Ask HN: How do you pitch a skunk-works project once the proof of concept works? - ineedcaffeine

I've been working on a skunk-works (unofficial side project, developed entirely outside of the wall) project for awhile with a good friend, and its getting to the point where we want to take it to an A/B test/weblab of some sort.<p>What are the best steps forward to minimize push-back from the current owners of the UI? Unlike the mac graphing calculator guy, we are both currently employed &#38; wish to avoid being fired for ruffling the wrong feathers.<p>Is there any CYA stuff which we should do first?<p>Do you have any advice on how to keep someone from running away with our project and claiming credit?<p>Besides a working demo, what else should we prepare?<p>Should we get some sort of user testing done first outside of the company, or would that be more likely to be viewed in a negative light?<p>Whom would you first approach (own manager, manager of the group for whom the skunk-works project would change, VP, CEO,etc.)?<p>posted with a one-time account for anonymity. Thanks for the advice &#38; sorry for the wall of text.
======
etm117
Unfortunately, every company has different politics that affects the answer to
your question. Without knowing the politics of your company no one can
properly answer. And even if we did, it would still probably be a "gut
feeling" type of answer. So with that said...

The way I would do it at my company (which has politics that could get you in
trouble, even if what you did is better than what currently exists) then I
would recommend starting with a trusted advisor. Do you have a friend inside
the company who has been there for a long time that you trust? If so, approach
them and ask them what they think. Having been there for a while, they
probably would know the best approach and maybe could use their seniority and
good will to pointing it out for you.

------
ratsbane
If in testing the system you used any data which may be interpreted as
belonging to the company then be very, very careful. Hopefully you haven't,
but if you have then you might want to delete all traces of that data before
presenting it.

If you're a contractor be very careful to document that you did none of the
work on company time or equipment.

If the company doesn't want anything to do with your project then they may
prevent you doing anything else with it.

If your friend is not associated with the company then you may want to
introduce him as the author of the project. Ethically you can't conceal your
beneficial interest in the project, e.g. if the company wants to buy it, but
you might want to have someone not associated with the company be the point
man. That may also make it more likely that you can reuse the project for
something else.

Your good work is probably going to make someone at the company look foolish
and those people may make big problems for you. You really need to find some
sympathetic and wise person with authority to champion it. And if it's a
typical big corporation that's going to be hard.

It's very unfortunate that large companies are not more receptive to what is
essentially free R&D. What you've done shows an exemplary interest in going
beyond the minimum requirements.

I wrote this assuming that you're working for a large corporate machine but
maybe that's not the case.

Good luck!

------
SandB0x
Zed shaw talks at length about (roughly) this kind of thing in his talk "The
ACL is Dead". Tbe video is at:

[http://blog.cusec.net/2009/01/05/zed-shaw-the-acl-is-dead-
cu...](http://blog.cusec.net/2009/01/05/zed-shaw-the-acl-is-dead-cusec-2008/)

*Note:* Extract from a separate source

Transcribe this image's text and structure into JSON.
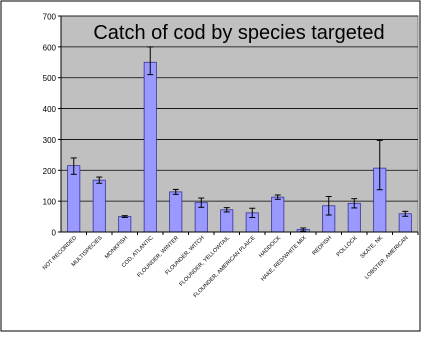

And there are summaries in the comments here:
<http://news.ycombinator.com/item?id=420650>

I wrote a few internal tools to automate various bits of drudgery at my last
workplace. Nobody important wanted to know, but I and many other developers
were saved hours of mindless work a week, and that makes me happy.

Had I re-written one of our actual products, the important people would have
cared - but not in a positive way - and the developers wouldn't have cared.

------
ramanujan
The fact that you are asking these questions indicates that the company you
are working at is probably not a good place for innovation.

You might think about quitting and spinning it out yourself.